Haworth/Orgatec2Zur Zeit dominiert noch die „Retrofit“-Idee auf dem LED-Beleuchtungsmarkt (und bei uns zuhause): Alte, stromfressende Lampen ‚raus, neue effiziente LED-Leuchtmittel mit den gleichen Sockelnormen ‚rein. Dieser Ansatz ist simpel, meist ohne große Probleme auch von Laien beherrschbar und deshalb ein wichtiger Weg in den „Mainstream“. Optimal ist er deshalb aber noch nicht.

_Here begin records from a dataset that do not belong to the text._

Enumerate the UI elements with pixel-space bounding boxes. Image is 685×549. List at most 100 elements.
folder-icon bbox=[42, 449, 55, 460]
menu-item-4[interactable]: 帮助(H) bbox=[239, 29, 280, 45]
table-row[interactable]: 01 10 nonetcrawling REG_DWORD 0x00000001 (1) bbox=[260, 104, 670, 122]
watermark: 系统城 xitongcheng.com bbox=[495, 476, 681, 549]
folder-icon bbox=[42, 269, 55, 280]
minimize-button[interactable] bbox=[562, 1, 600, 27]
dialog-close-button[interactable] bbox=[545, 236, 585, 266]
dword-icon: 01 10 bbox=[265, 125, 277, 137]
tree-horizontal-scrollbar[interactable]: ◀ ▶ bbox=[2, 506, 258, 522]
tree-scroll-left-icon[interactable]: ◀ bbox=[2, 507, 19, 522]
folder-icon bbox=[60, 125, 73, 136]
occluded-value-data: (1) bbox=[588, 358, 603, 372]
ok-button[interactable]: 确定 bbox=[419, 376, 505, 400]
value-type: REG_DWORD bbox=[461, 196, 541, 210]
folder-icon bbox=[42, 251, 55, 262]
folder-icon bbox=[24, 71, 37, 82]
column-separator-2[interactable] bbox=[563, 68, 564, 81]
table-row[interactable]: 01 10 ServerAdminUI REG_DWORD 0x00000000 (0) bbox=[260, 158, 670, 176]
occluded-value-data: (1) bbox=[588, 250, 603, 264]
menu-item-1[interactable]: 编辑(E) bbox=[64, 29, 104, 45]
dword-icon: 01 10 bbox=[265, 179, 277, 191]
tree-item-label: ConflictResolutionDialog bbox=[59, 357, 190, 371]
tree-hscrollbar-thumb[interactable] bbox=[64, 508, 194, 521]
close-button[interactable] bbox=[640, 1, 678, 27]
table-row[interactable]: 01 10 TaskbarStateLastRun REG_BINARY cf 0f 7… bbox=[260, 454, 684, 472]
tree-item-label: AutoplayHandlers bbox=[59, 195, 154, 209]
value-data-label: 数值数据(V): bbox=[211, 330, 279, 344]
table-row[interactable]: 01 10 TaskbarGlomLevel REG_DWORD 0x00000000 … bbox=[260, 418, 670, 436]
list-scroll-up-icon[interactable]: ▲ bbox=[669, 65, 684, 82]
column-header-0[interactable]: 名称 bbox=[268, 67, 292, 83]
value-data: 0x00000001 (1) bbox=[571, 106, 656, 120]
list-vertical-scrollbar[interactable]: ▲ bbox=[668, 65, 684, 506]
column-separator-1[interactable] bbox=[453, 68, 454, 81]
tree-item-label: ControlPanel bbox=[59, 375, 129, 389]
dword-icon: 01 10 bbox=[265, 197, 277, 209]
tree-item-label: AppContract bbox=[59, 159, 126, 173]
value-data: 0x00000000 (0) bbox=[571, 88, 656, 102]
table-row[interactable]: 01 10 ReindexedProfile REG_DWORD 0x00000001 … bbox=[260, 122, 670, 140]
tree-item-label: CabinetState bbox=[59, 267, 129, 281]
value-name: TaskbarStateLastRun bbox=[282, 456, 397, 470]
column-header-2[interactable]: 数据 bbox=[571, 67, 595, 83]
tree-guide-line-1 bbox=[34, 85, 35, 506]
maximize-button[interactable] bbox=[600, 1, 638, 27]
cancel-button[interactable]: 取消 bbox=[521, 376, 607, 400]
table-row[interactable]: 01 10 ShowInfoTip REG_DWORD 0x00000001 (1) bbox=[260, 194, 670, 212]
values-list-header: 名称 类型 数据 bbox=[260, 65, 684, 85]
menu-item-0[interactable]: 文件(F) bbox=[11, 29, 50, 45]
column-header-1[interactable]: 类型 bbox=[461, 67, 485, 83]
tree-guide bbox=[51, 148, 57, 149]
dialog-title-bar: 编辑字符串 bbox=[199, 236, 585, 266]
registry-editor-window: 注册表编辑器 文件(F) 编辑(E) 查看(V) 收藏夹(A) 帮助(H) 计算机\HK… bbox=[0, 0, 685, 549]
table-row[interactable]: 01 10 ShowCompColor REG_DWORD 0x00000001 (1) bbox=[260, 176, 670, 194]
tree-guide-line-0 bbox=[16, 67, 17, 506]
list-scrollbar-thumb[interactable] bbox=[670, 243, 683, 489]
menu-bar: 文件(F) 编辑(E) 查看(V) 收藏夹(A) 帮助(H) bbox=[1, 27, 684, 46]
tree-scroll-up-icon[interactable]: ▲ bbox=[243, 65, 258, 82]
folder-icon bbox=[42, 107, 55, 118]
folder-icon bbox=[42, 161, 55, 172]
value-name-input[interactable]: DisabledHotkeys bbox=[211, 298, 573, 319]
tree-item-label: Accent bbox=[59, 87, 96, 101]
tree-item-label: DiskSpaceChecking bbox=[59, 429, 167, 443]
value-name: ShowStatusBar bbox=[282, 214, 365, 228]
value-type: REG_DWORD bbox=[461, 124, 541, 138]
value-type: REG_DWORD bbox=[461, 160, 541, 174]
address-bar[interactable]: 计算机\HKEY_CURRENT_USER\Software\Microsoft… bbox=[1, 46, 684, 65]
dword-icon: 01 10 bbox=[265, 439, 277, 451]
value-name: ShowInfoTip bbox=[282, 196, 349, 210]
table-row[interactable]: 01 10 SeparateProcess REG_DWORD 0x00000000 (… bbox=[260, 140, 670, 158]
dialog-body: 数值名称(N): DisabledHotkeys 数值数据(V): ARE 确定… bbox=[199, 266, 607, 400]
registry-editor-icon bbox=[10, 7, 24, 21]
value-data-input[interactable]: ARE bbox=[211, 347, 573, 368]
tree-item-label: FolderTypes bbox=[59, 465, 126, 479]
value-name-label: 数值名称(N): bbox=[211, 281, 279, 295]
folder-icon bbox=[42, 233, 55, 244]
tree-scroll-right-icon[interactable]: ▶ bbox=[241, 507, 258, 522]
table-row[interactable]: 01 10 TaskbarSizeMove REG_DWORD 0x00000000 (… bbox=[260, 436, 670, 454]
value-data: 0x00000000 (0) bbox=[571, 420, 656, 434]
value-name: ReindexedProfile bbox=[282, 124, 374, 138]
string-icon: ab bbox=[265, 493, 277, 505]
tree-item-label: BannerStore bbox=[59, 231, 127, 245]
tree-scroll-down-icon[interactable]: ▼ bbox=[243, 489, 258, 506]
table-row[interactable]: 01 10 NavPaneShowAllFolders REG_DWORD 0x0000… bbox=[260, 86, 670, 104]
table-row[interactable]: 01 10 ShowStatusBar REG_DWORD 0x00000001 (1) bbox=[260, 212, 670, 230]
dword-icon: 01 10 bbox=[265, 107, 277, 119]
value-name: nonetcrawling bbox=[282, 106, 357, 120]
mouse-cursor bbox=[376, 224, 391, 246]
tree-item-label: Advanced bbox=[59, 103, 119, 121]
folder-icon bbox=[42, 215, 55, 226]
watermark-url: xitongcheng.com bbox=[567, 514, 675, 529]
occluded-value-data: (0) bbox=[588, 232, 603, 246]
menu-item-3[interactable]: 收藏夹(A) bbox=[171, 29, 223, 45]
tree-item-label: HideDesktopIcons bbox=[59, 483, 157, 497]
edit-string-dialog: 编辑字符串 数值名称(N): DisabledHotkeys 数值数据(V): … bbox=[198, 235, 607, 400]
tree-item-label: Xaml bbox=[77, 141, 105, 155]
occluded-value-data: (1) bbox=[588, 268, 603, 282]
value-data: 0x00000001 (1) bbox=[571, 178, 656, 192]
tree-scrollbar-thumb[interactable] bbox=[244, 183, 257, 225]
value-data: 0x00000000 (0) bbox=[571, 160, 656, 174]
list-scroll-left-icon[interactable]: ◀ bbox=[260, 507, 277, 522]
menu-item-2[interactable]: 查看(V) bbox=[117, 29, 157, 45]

In vielen Fällen unterscheiden sich LED-„Retrofits“ auffallend von traditionellen Glüh- und Halogenlampen: Sie sind weitaus teurer, häufig größer, schwieriger oder gar nicht zu dimmen; ihr Lichtkegel ist enger und klarer definiert, Helligkeit, Farbtemperatur und -treue lassen teils zu wünschen übrig, es gibt Überhitzungsprobleme in engen Fassungen oder durch schlechtes Kühlmanagement, sie können wegen minderwertiger Elektronik vorzeitig ausfallen.

Technik von heute in Fassungen von vorgestern

Das Grundproblem: Natürlich wurde keine der gängigen Fassungsnormen wie E27, E14 und GU10 für LED-Beleuchtung entworfen – teils stammen sie ja noch aus dem 19. Jahrhundert. Analog könnte man genau so gut versuchen, einen 8-Zylinder-Ferrari-Motor in einen Benz-Patent-Motorwagen einzubauen – das spektakuläre Scheitern wäre garantiert. Umgekehrt wäre auch ein Ferrari 458 nicht besonders spritzig mit einer Bollée-Dampfmaschine im Motorraum.

Die Lösung: Wir passen nicht die neue Technik an die alte an, sondern erfinden neue Lösungen für die Möglichkeiten der LEDs und OLEDs. Es gibt in Zukunft keine technische Notwendigkeit mehr für rundstrahlende „Insel“-Leuchten mit Edison-Fassungen oder Deckenstrahler mit GX53– oder GU10-Bajonettverschlüssen. „Integration“ heißt stattdessen das Zauberwort: LED-Chips primär zur Erzeugung von gerichtetem Licht und OLED-Panels für flächige Beleuchtung werden zum Bestandteil der Innenarchitektur – entweder mit speziell gestalteten Leuchten oder komplett integriert in Möbel, Wände, Decken und Fußböden.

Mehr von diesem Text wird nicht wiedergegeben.